Odair Cunha é eleito ministro do TCU com ampla maioria e apoio político decisivo
Nesta terça-feira, 14 de novembro, o deputado federal Odair Cunha, representando o PT de Minas Gerais, foi eleito como novo ministro do Tribunal de Contas da União (TCU), conquistando 303 votos. A escolha de Cunha não apenas o torna o primeiro deputado do PT a ocupar esse cargo, mas também revela um fortalecimento político significativo dentro deste importante órgão de controle. O apoio do governo federal e de parlamentares do Centrão foi crucial para essa vitória, que redefine o mapa de forças no TCU nos próximos anos.
Na contagem final, Elmar Nascimento, do União Brasil da Bahia, ficou em segundo lugar com 96 votos. Outros concorrentes, como Danilo Forte (PP-CE), Hugo Leal (PSD-RJ) e Gilson Daniel (Podemos-ES), obtiveram 27, 20 e 6 votos, respectivamente. A votação, que ocorreu no período da tarde, reuniu candidatos de diferentes partidos, destacando a relevância de cada bloco político na Câmara para determinar quem liderará o tribunal responsável pela fiscalização das contas públicas.
Odair Cunha já era considerado o favorito para a posição, respaldado por articulações políticas conduzidas pelo Palácio do Planalto e pela aliança com os integrantes do Centrão. Esta escolha representa um momento histórico para o PT, uma vez que um membro do partido assume uma posição de alta relevância no TCU, influenciando diretamente a política fiscal do país.

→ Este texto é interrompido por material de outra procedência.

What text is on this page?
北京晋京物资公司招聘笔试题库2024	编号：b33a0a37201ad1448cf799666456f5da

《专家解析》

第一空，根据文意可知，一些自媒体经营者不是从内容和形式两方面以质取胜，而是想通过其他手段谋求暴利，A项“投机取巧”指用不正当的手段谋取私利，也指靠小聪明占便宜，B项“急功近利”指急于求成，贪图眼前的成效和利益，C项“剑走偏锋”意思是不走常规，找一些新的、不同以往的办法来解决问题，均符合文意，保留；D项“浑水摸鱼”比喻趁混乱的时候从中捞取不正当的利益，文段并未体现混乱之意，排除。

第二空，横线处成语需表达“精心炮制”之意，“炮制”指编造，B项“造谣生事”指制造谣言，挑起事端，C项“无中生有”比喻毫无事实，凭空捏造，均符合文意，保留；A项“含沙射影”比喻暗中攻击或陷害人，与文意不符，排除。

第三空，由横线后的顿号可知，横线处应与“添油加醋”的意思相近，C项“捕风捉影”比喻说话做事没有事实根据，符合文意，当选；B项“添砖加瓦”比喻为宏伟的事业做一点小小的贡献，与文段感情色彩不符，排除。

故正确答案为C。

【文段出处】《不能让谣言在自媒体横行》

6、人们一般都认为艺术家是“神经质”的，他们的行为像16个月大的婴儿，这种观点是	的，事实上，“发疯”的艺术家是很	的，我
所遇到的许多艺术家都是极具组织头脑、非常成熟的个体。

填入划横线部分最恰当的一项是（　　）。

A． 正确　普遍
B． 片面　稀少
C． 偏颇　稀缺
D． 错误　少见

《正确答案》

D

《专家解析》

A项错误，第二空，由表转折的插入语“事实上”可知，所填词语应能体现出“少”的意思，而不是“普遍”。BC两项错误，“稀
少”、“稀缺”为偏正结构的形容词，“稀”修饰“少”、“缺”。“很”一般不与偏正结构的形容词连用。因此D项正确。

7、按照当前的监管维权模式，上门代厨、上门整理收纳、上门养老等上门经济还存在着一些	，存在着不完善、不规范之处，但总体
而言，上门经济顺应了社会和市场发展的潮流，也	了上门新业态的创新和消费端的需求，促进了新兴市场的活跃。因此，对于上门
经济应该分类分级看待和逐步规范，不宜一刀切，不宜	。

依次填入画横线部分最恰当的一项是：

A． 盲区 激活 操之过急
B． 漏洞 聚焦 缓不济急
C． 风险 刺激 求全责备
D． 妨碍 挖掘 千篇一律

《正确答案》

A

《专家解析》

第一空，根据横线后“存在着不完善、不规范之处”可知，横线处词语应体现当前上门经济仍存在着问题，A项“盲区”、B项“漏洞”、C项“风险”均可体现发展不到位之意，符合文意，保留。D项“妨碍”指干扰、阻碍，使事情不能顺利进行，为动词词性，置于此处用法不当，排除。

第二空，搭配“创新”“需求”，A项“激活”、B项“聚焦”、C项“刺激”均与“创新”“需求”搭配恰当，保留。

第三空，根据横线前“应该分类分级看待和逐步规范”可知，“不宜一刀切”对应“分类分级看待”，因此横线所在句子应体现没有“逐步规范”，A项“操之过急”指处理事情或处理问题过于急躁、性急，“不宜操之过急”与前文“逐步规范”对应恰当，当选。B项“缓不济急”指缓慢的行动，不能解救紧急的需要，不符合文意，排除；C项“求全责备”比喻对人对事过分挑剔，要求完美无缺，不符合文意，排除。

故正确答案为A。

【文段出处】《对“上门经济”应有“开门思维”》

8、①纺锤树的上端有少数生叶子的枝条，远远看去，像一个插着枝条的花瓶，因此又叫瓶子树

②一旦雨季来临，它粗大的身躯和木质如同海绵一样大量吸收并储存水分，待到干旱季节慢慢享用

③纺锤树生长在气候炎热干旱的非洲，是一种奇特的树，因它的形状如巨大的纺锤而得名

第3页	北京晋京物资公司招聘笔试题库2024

Durante a disputa, Elmar Nascimento manteve diálogos com Flávio Bolsonaro (PL-RJ), pré-candidato à presidência, na tentativa de firmar uma frente unida de centro e direita. Ao mesmo tempo, a candidata Adriana Ventura (Novo-SP) retirou sua candidatura, reduzindo as opções e contribuindo para a consolidação do apoio a Cunha.
A eleição de Odair Cunha é vista como uma vitória significativa para Hugo Motta (Republicanos-PB), que coordenou as articulações entre o governo, a base aliada e outros parlamentares, visando fortalecer a candidatura petista no TCU. Em contrapartida, as candidaturas do PL e a estratégia de Flávio Bolsonaro sofreram uma derrota, mesmo diante da tentativa de unir forças conservadoras.
A sessão de escolha do novo ministro teve início às 18h30 e seguiu regras que permitiram aos candidatos apresentarem suas defesas em blocos de 10 minutos. Além de Odair e Elmar, estavam na disputa Gilson Daniel, Danilo Forte e Hugo Leal, todos prontos para defender suas candidaturas perante os membros da Câmara.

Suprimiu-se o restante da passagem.